Day 6 post op

It’s Day 6 post surgery.

In the few days since the last post, the pain has mostly become minimal. Online literature suggest elevation slight at or above heart level and not placing pressure directly on the AT wound. Occasionally the repaired foot would feel tight or similar to needles poking along the foot where the AT is located and at the heel. Usually shifting the repaired leg to a hovering position would reduce the pain. One apsirin was taken per day to reduce blood clotting, and no additional pain killers (i.e. acetaminophen) was taken or needed since day 1 post surgery.

A couple of times times, sudden calf contractions and tightness at the heel have woken me up. During my 1st post op evaluation, the Orthopedic doctor indicated this symptom was the result of inactivity and indicated stretching the toes should relive this pain. He then proceeded to tell me for the first time of how I should have been moving about much more to prevent blood clotting and flexing my toes (10 sec. increments) to reduce atrophy. Luckily, I have been doing the latter repetitively while cracking up after saying ‘Wiggle your big toe’ for the last two days.

Removal of splint and dressing showed decently healing leg (not swollen and didn’t show signs of infection). Slightly more yellowish skin @ the lower calf, was attributed to bruising. It was very surprising to hear the stitches were to be removed this session, as all previously read literature suggested removal of stitches 10-14 days post op. Luckily the wound did not reopen (mostly a long thin red line along the skin above where the AT is located), and my first cast was constructed with plantar flexion of about 30 deg. He instructed for one additional month of no weight bearing on ATR foot but will have a series of casts with different angles. The next cast/visit is to be during week 3 post op.

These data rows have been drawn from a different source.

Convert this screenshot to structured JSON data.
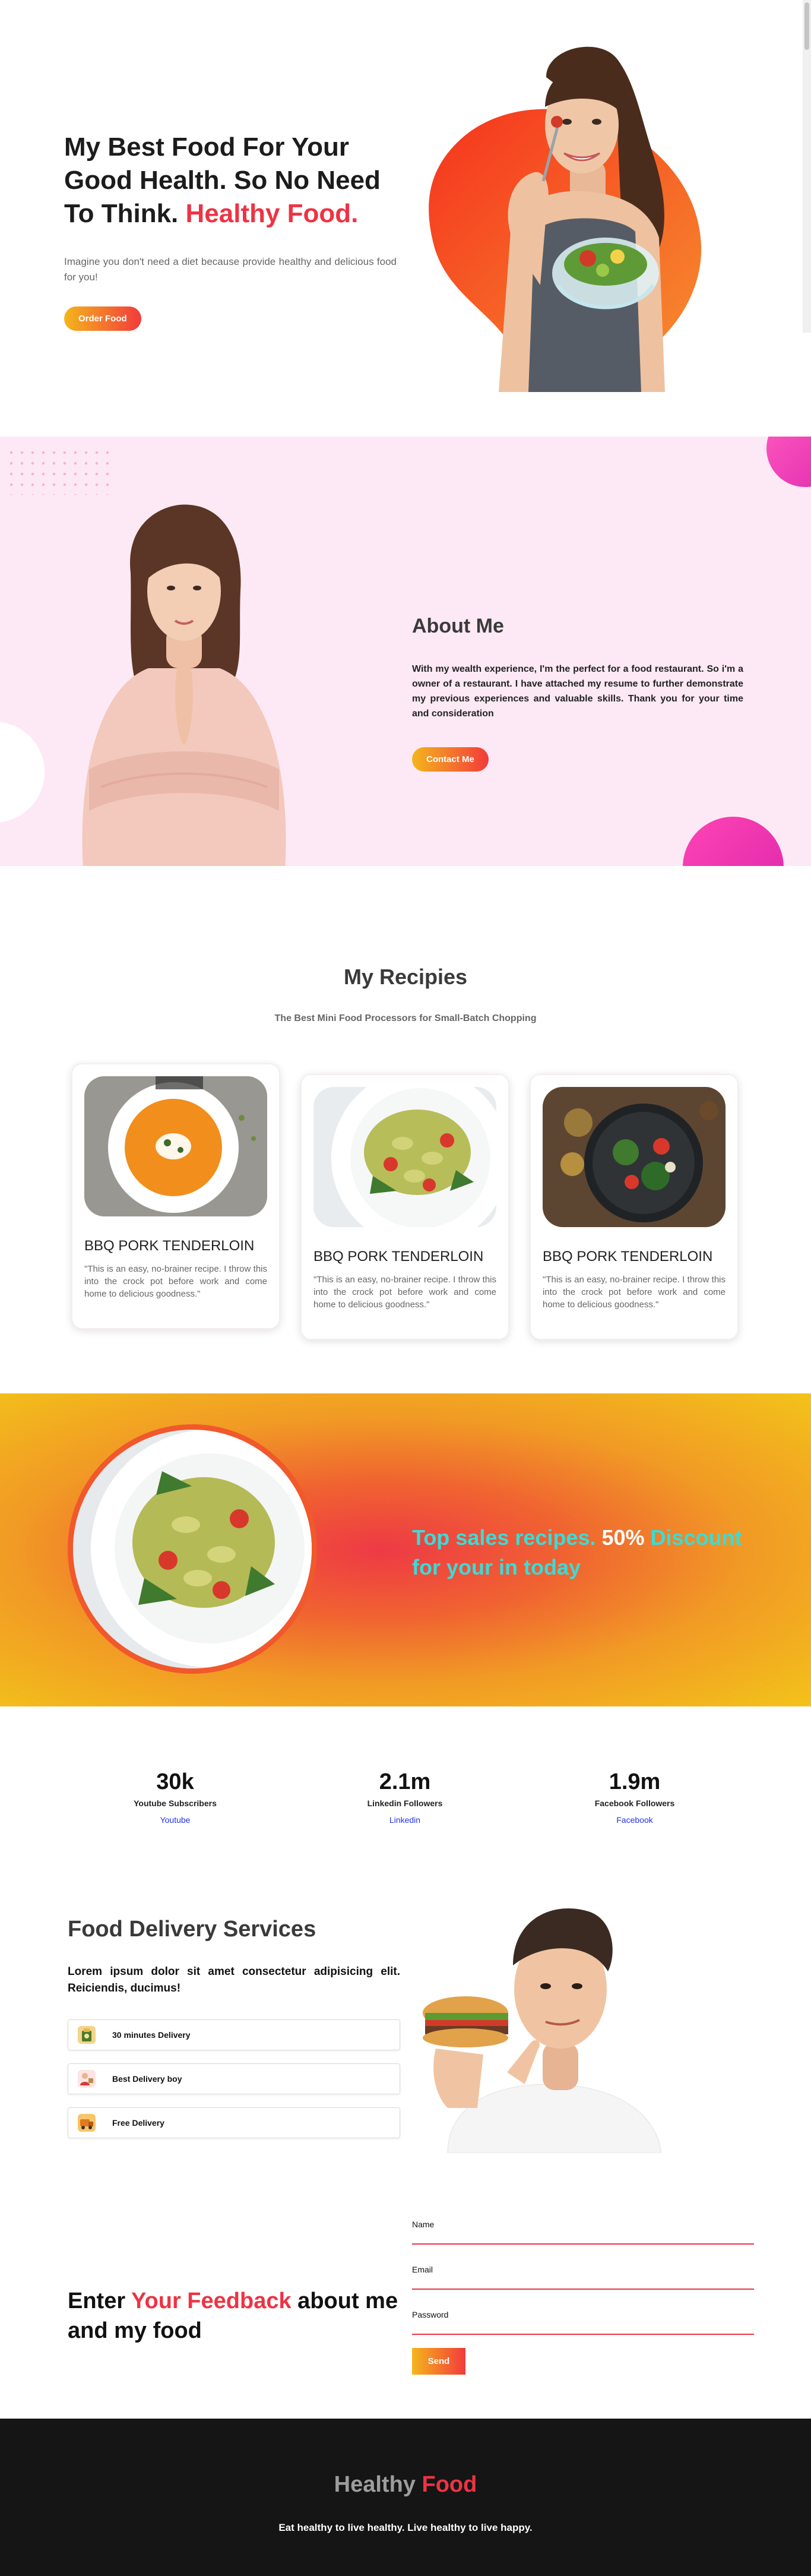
{
  "hero": {
    "title_main": "My Best Food For Your Good Health. So No Need To Think. ",
    "title_accent": "Healthy Food.",
    "description": "Imagine you don't need a diet because provide healthy and delicious food for you!",
    "button": "Order Food"
  },
  "about": {
    "title": "About Me",
    "description": "With my wealth experience, I'm the perfect for a food restaurant. So i'm a owner of a restaurant. I have attached my resume to further demonstrate my previous experiences and valuable skills. Thank you for your time and consideration",
    "button": "Contact Me"
  },
  "recipes": {
    "title": "My Recipies",
    "subtitle": "The Best Mini Food Processors for Small-Batch Chopping",
    "cards": [
      {
        "title": "BBQ PORK TENDERLOIN",
        "description": "\"This is an easy, no-brainer recipe. I throw this into the crock pot before work and come home to delicious goodness.\"",
        "image": "pumpkin-soup-bowl"
      },
      {
        "title": "BBQ PORK TENDERLOIN",
        "description": "\"This is an easy, no-brainer recipe. I throw this into the crock pot before work and come home to delicious goodness.\"",
        "image": "pasta-salad-plate"
      },
      {
        "title": "BBQ PORK TENDERLOIN",
        "description": "\"This is an easy, no-brainer recipe. I throw this into the crock pot before work and come home to delicious goodness.\"",
        "image": "veggie-skillet"
      }
    ]
  },
  "promo": {
    "part1": "Top sales recipes. ",
    "part2": "50%",
    "part3": " Discount for your in today"
  },
  "stats": [
    {
      "value": "30k",
      "label": "Youtube Subscribers",
      "link": "Youtube"
    },
    {
      "value": "2.1m",
      "label": "Linkedin Followers",
      "link": "Linkedin"
    },
    {
      "value": "1.9m",
      "label": "Facebook Followers",
      "link": "Facebook"
    }
  ],
  "delivery": {
    "title": "Food Delivery Services",
    "description": "Lorem ipsum dolor sit amet consectetur adipisicing elit. Reiciendis, ducimus!",
    "features": [
      {
        "label": "30 minutes Delivery",
        "icon": "food-package-icon"
      },
      {
        "label": "Best Delivery boy",
        "icon": "delivery-person-icon"
      },
      {
        "label": "Free Delivery",
        "icon": "free-delivery-icon"
      }
    ]
  },
  "feedback": {
    "title_pre": "Enter ",
    "title_accent": "Your Feedback",
    "title_post": " about me and my food",
    "fields": {
      "name": "Name",
      "email": "Email",
      "password": "Password"
    },
    "button": "Send"
  },
  "footer": {
    "brand_main": "Healthy ",
    "brand_accent": "Food",
    "tagline": "Eat healthy to live healthy. Live healthy to live happy."
  },
  "colors": {
    "accent": "#ee3344",
    "gradient_start": "#f5b51c",
    "gradient_end": "#f23b3b",
    "pink_bg": "#fde9f5",
    "teal": "#39dcd7",
    "link": "#2333e8",
    "footer_bg": "#151515"
  }
}
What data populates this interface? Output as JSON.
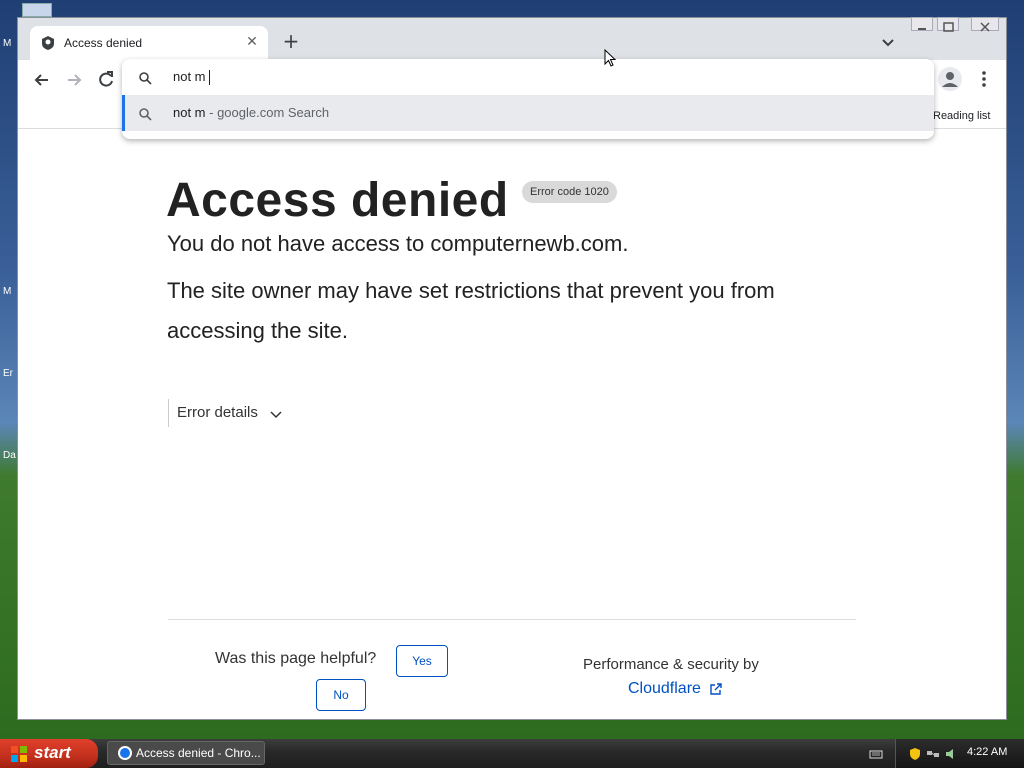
{
  "desktop": {
    "labels": [
      "M",
      "M",
      "Er",
      "Da"
    ]
  },
  "browser": {
    "tab": {
      "title": "Access denied",
      "close_glyph": "✕"
    },
    "new_tab_glyph": "+",
    "omnibox": {
      "input_value": "not m",
      "suggestion_primary": "not m",
      "suggestion_secondary": " - google.com Search"
    },
    "reading_list_label": "Reading list"
  },
  "page": {
    "title": "Access denied",
    "error_badge": "Error code 1020",
    "message_line1": "You do not have access to computernewb.com.",
    "message_line2": "The site owner may have set restrictions that prevent you from accessing the site.",
    "error_details_label": "Error details",
    "helpful_question": "Was this page helpful?",
    "yes_label": "Yes",
    "no_label": "No",
    "performance_text": "Performance & security by",
    "cloudflare_link": "Cloudflare"
  },
  "taskbar": {
    "start_label": "start",
    "task_label": "Access denied - Chro...",
    "clock": "4:22 AM"
  },
  "colors": {
    "link_blue": "#0051c3",
    "omnibox_accent": "#1a73e8",
    "start_red": "#c2301c"
  }
}
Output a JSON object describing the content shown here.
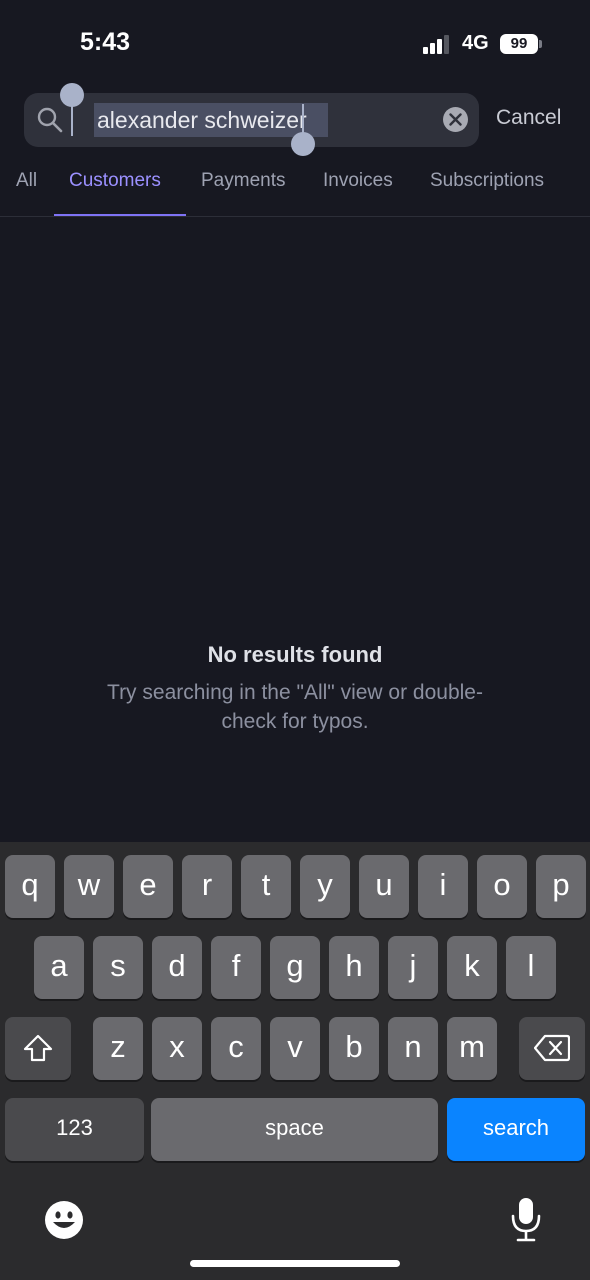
{
  "status": {
    "time": "5:43",
    "network": "4G",
    "battery": "99"
  },
  "search": {
    "query": "alexander schweizer",
    "cancel_label": "Cancel"
  },
  "tabs": [
    {
      "label": "All"
    },
    {
      "label": "Customers"
    },
    {
      "label": "Payments"
    },
    {
      "label": "Invoices"
    },
    {
      "label": "Subscriptions"
    }
  ],
  "empty_state": {
    "title": "No results found",
    "body": "Try searching in the \"All\" view or double-check for typos."
  },
  "keyboard": {
    "row1": [
      "q",
      "w",
      "e",
      "r",
      "t",
      "y",
      "u",
      "i",
      "o",
      "p"
    ],
    "row2": [
      "a",
      "s",
      "d",
      "f",
      "g",
      "h",
      "j",
      "k",
      "l"
    ],
    "row3": [
      "z",
      "x",
      "c",
      "v",
      "b",
      "n",
      "m"
    ],
    "numbers_label": "123",
    "space_label": "space",
    "search_label": "search"
  },
  "colors": {
    "accent": "#9b90ff",
    "search_key": "#0a84ff",
    "background": "#171821"
  },
  "icons": {
    "search": "search-icon",
    "clear": "clear-icon",
    "shift": "shift-icon",
    "backspace": "backspace-icon",
    "emoji": "emoji-icon",
    "mic": "microphone-icon"
  }
}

From online resource(s), I plan on following these suggestions for strength exercises for the few days post surgery until 2-3 weeks post surgery

Passive and active range of motion from 20 deg plantar flexion to neutral position

toe curles

toe spreads

knee flexion/extension

straight leg raises

4-5 times per day


Side Note:

Since today was my first post op evaluation, it was the first time I have gone outside since the surgery. This was a big change, since prior the the ATR, I was always out and about, even after staying for 1 full day indoor I would feel ansty and jump at every chance to be outdoors (rain, snow, gloomy or shiny). Even post ATR and prior to surgery, I was still going to work with crutches and moving to everywhere I could.

But now, post op, the risk for rerupture is present. Last night, it was snowing and became rain for a short duration while the temperature was gradually higher than freezing, and luckily the landlord was quick to clear the snow from the sidewalks. It was amazing to be so fearful of the remaining bits of ice/snow scattered along the handful of steps down to reach the street level and sidewalk, to be worried I would slip and rerupture the AT. I thought I would be able to back to my work after 1-2 weeks post op, but I am very worried about slipping/falling during the transit (especially during this no weight bearing (NWB) period. It is slightly reassuring that my manager is open to the option of me working from home during potential slip conditions that are induced by the weather. The next few months will be challenging times to gauge between choices that have reduced risk of slip/fall/AT rerupture but still living a life and contributing for work.